Tampoco el islam se ha avenido con el laicismo. Los gobiernos musulmanes siempre han contado con una ubicua y represiva policía religiosa con la misión de custodiar la aplicación de los preceptos del islam y combatir la “occidentalización” de las costumbres. Ella se ha inmiscuido en la vida privada y pública de las personas y penetrado en su intimidad. Afeitarse la barba, vestirse a la usanza del “impío Occidente”, inobservar el uso obligatorio del atuendo islámico para las mujeres, dejar de asistir a la mezquita, consumir alcohol, mantener abiertos establecimientos comerciales durante el tiempo del rezo y otros incumplimientos de los mandatos coránicos han constituido delitos perseguidos por la policía religiosa en Arabia Saudita, Irán, Somalia, Gaza, Malasia, Marruecos, Indonesia y otros países musulmanes.
En todos ellos hay una policía para la “prevención del vicio y la promoción de la virtud” que se encarga de vigilar que los preceptos del Corán se cumplan en la vida pública y pivada. En algunos lugares, como en Afganistán durante el gobierno de los talibanes, se llegó a los extremos de prohibir que las mujeres trabajaran o estudiaran o que los hombres se cortaran la barba o usaran ropa occidental. En 1998 se impartió la orden para que los soldados talibanes, con su AK-47 en el hombro, irrumpieran en los almacenes de Kabul y destruyeran todos los televisores y magnetófonos que encontraran porque “las películas y la música llevan a la corrupción moral”, y se prohibió además que los ciudadanos utilizaran internet, so pena del castigo a los infractores impuesto por la policía religiosa de acuerdo con la ley islámica.

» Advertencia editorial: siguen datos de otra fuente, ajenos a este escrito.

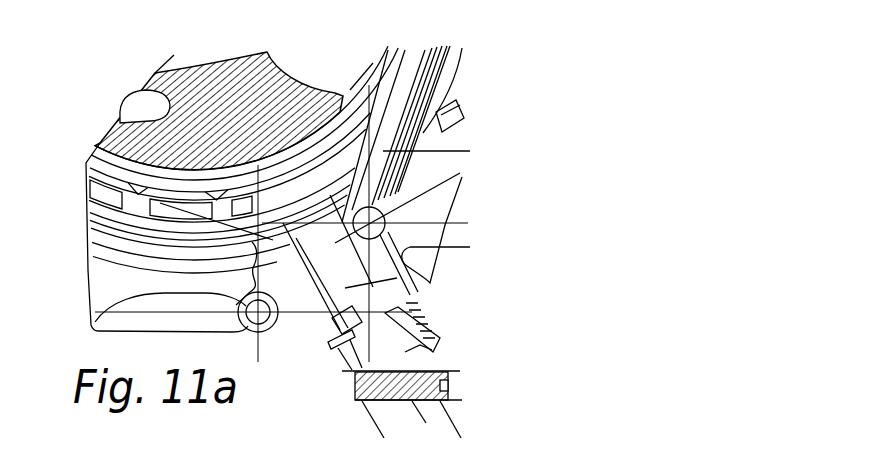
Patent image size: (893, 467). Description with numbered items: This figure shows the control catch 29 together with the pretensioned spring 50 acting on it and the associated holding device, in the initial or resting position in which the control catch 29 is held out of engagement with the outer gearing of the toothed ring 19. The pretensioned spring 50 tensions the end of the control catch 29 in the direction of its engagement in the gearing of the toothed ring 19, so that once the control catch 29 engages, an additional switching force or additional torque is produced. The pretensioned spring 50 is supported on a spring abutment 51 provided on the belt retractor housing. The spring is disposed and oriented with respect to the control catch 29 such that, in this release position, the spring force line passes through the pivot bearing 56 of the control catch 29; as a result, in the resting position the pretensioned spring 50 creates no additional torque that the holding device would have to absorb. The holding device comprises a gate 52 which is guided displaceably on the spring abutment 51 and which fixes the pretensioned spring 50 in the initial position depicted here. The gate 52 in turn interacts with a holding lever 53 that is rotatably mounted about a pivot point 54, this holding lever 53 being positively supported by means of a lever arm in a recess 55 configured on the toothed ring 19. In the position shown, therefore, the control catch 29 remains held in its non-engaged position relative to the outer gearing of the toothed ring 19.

The toothed ring 19 is at (400, 86).
The control catch 29 is at (470, 248).
The pretensioned spring 50 is at (427, 325).
The spring abutment 51 is at (413, 356).
The gate 52 is at (348, 327).
The holding lever 53 is at (115, 268).
The pivot point 54 is at (118, 306).
The recess 55 is at (100, 199).
The pivot bearing 56 is at (272, 231).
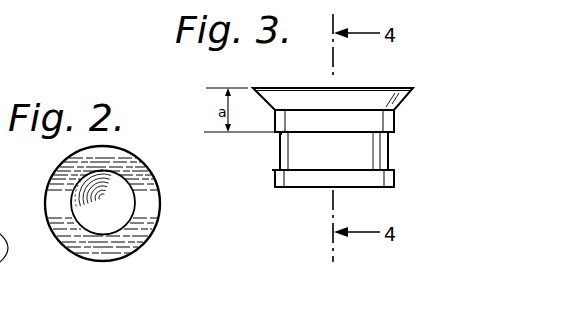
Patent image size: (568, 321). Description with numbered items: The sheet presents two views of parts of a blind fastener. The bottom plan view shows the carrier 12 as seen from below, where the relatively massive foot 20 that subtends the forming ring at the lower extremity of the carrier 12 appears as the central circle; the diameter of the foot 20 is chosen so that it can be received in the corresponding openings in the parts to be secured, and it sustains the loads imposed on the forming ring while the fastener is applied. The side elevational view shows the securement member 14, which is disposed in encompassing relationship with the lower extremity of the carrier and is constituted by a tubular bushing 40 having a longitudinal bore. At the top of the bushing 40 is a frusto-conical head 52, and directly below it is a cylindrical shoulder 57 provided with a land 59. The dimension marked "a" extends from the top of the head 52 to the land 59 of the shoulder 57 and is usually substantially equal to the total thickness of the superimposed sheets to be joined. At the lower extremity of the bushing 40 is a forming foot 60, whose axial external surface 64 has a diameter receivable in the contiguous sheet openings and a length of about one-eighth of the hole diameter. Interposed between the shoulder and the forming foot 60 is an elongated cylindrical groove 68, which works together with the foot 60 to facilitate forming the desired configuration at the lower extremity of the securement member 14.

In FIG. 2, the carrier 12 is at (166, 217).
In FIG. 2, the foot 20 is at (90, 255).
In FIG. 3, the securement member 14 is at (346, 165).
In FIG. 3, the frusto-conical head 52 is at (403, 101).
In FIG. 3, the cylindrical shoulder 57 is at (396, 121).
In FIG. 3, the land 59 is at (276, 134).
In FIG. 3, the elongated cylindrical groove 68 is at (280, 152).
In FIG. 3, the forming foot 60 is at (275, 176).
In FIG. 3, the axial external surface 64 is at (396, 178).
In FIG. 3, the tubular bushing 40 is at (303, 196).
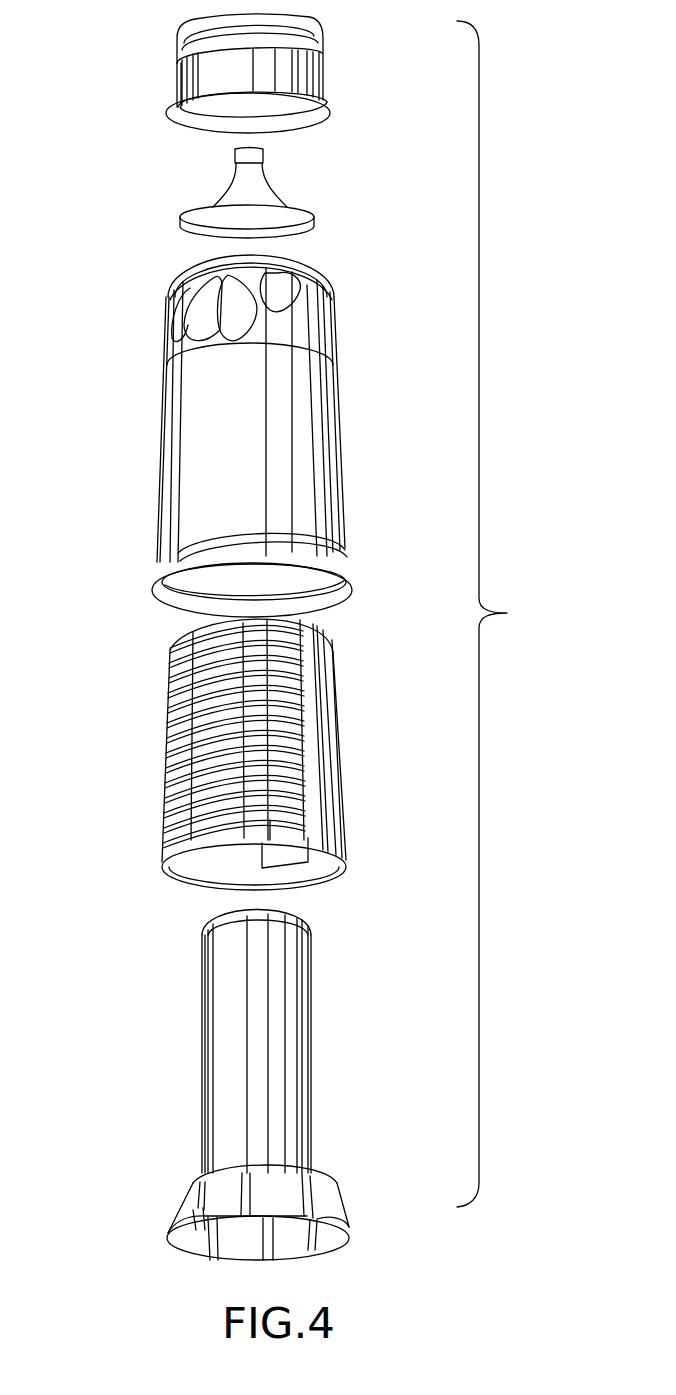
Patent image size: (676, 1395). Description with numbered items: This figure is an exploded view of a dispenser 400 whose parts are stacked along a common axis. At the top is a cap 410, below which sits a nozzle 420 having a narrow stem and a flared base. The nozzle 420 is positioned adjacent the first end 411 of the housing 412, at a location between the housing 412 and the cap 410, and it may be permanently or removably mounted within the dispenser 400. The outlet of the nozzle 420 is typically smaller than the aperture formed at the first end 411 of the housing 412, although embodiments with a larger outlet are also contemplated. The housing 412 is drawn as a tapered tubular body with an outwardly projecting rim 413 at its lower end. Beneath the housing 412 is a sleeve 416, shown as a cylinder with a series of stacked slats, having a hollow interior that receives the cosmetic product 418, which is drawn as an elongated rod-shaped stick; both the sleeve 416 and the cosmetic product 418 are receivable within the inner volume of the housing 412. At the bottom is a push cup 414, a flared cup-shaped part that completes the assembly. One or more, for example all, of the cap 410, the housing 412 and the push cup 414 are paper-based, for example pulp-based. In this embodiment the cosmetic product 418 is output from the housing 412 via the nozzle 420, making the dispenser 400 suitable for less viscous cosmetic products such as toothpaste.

The dispenser 400 is at (511, 614).
The cap 410 is at (188, 82).
The nozzle 420 is at (243, 193).
The first end 411 is at (303, 262).
The housing 412 is at (193, 447).
The flange 413 is at (352, 587).
The sleeve 416 is at (176, 697).
The cosmetic product 418 is at (240, 988).
The push cup 414 is at (187, 1197).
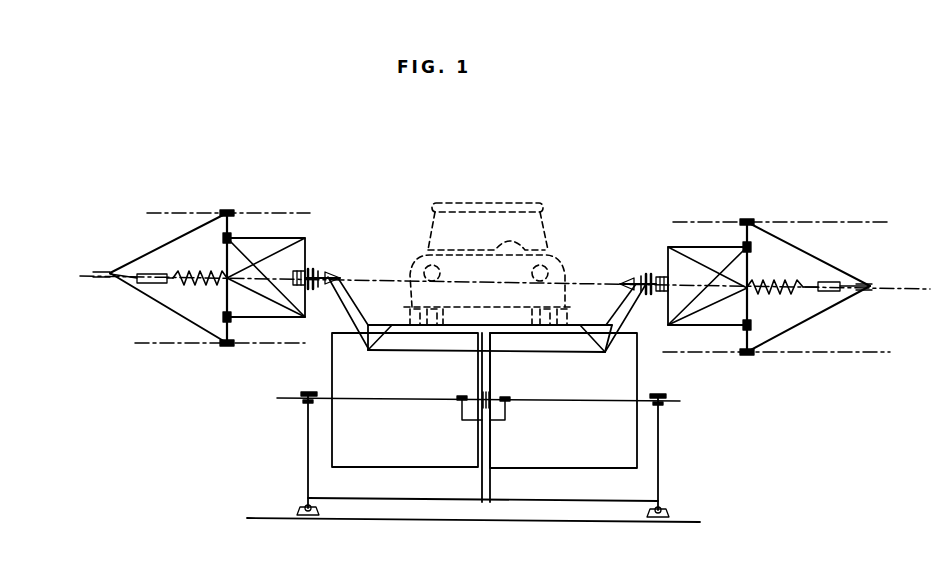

En Arabia Saudita la “Policía para la prevención del vicio y la promoción de la virtud” —la Motawa— ha cometido excesos condenables. En marzo del 2002 impidió que las alumnas de una escuela en La Meca abandonasen el establecimiento en llamas porque no estaba presente un tutor masculino —padre o hermano— y no permitió a los bomberos rescatar a las niñas. En nombre de este prejuicio religioso quince de ellas murieron carbonizadas.